36

18.9K 747 53
                                    

Genap satu minggu dirawat, akhirnya Aileen diperbolehkan pulang. Mona tidak mengantar Aileen pulang kerumah Arvin, tetapi Mona membawa Aileen pulang ke apartemen miliknya. Apartemen yang lama tidak dihuni, tetapi setiap minggunya tetap selalu dibersihkan.

Kemarin, Mona meminta bi Yarti—salah satu asisten rumah tangganya untuk membersihkan apartemen dan tinggal sementara disana—menemani Aileen.

“Mama udah siapkan pakaian ganti kamu di almari, besok mama bawakan sragam sekolah kamu.” Mona duduk disebelah Aileen sambil mengusap bahunya. “Untuk sementara waktu, dua hari kedepan kamu nggak usah berangkat sekolah dulu.”

Aileen mengangguk nurut. “Iya, mah.”

“Untuk sementara, kamu ditinggal disini sama bi Yarti yah?” Mona tersemyum lembut, dan memindahkan tangan—mengusap rambut Aileen.

Aileen menganggukkan kepala lagi, ia menatap lekat mama mertunya. “Makasih ya, ma.
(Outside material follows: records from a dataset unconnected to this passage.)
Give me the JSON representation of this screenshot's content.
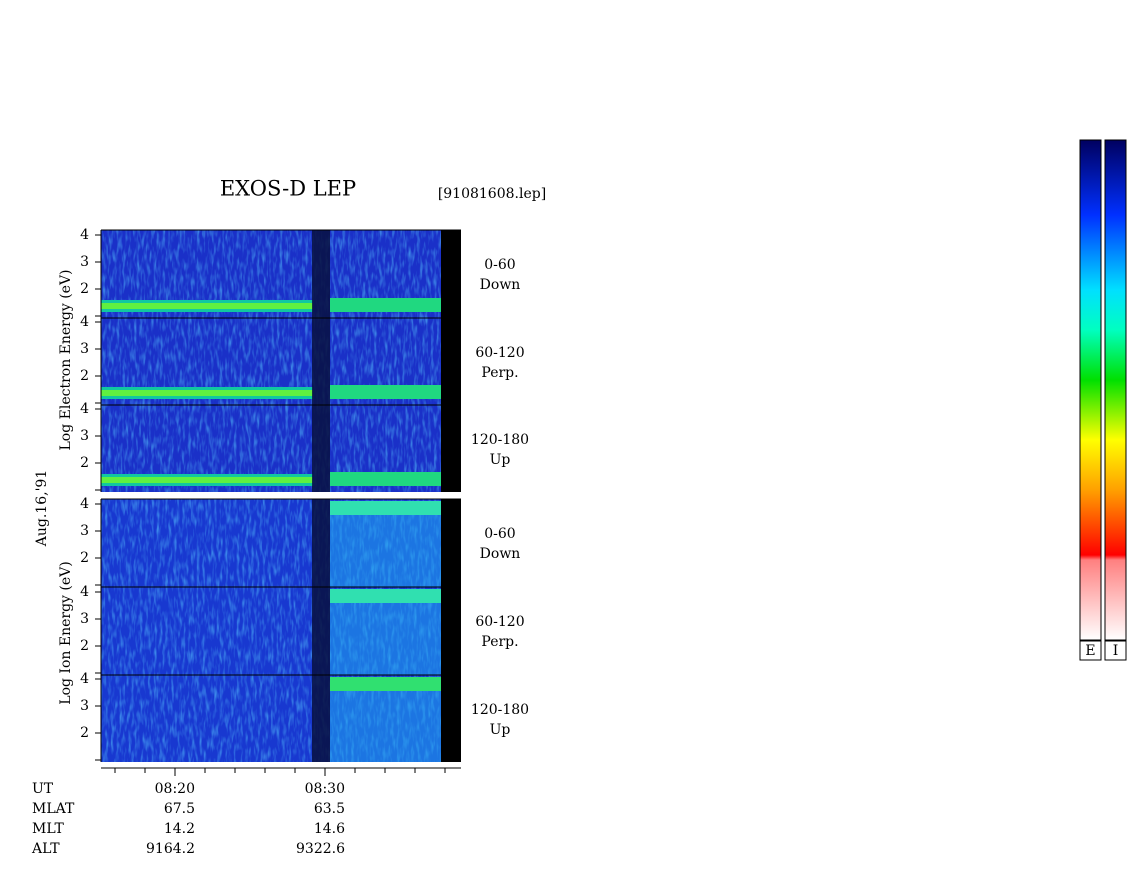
{
  "header": {
    "title": "EXOS-D LEP",
    "file": "[91081608.lep]"
  },
  "y_labels": {
    "date": "Aug.16,'91",
    "electron": "Log Electron Energy (eV)",
    "ion": "Log Ion Energy (eV)"
  },
  "panels": [
    {
      "label_1": "0-60",
      "label_2": "Down",
      "yticks": [
        "2",
        "3",
        "4"
      ]
    },
    {
      "label_1": "60-120",
      "label_2": "Perp.",
      "yticks": [
        "2",
        "3",
        "4"
      ]
    },
    {
      "label_1": "120-180",
      "label_2": "Up",
      "yticks": [
        "2",
        "3",
        "4"
      ]
    },
    {
      "label_1": "0-60",
      "label_2": "Down",
      "yticks": [
        "2",
        "3",
        "4"
      ]
    },
    {
      "label_1": "60-120",
      "label_2": "Perp.",
      "yticks": [
        "2",
        "3",
        "4"
      ]
    },
    {
      "label_1": "120-180",
      "label_2": "Up",
      "yticks": [
        "2",
        "3",
        "4"
      ]
    }
  ],
  "footer": {
    "rows": [
      [
        "UT",
        "08:20",
        "08:30"
      ],
      [
        "MLAT",
        "67.5",
        "63.5"
      ],
      [
        "MLT",
        "14.2",
        "14.6"
      ],
      [
        "ALT",
        "9164.2",
        "9322.6"
      ]
    ]
  },
  "colorbars": [
    "E",
    "I"
  ]
}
Selama ini mama selalu baik sama Aileen, sedangkan Aileen belum bisa kasih apa-apa buat mama.” Ucapnya berkaca-kaca.

Mona menarik Aileen kedalam pelukannya, ia memeluk Aileen begitu erat. “Aileen nggak perlu kasih apa-apa buat mama. Hanya dengan Aileen sekolah dan mendapat nilai yang bagus, hal itu sudah menjadi suatu kebanggan buat mama.”

Aileen mengeratkan pelukan, air matanya berlomba-lomba mengalir—membasahi pipinya. “T-tapi Aileen ta-kut, ma.” Tuturnya sedikit terbata-bata.

Mona mengernyit, tidak mengerti maksud dari ucapan Aileen. “Takut kenapa sayang? Apa yang kamu takutkan?”

Bukannya menjawab, Aileen justru menggelengkan kepala—sesegukan. “A-Aileen, Aileen nggak mau seko-lah.”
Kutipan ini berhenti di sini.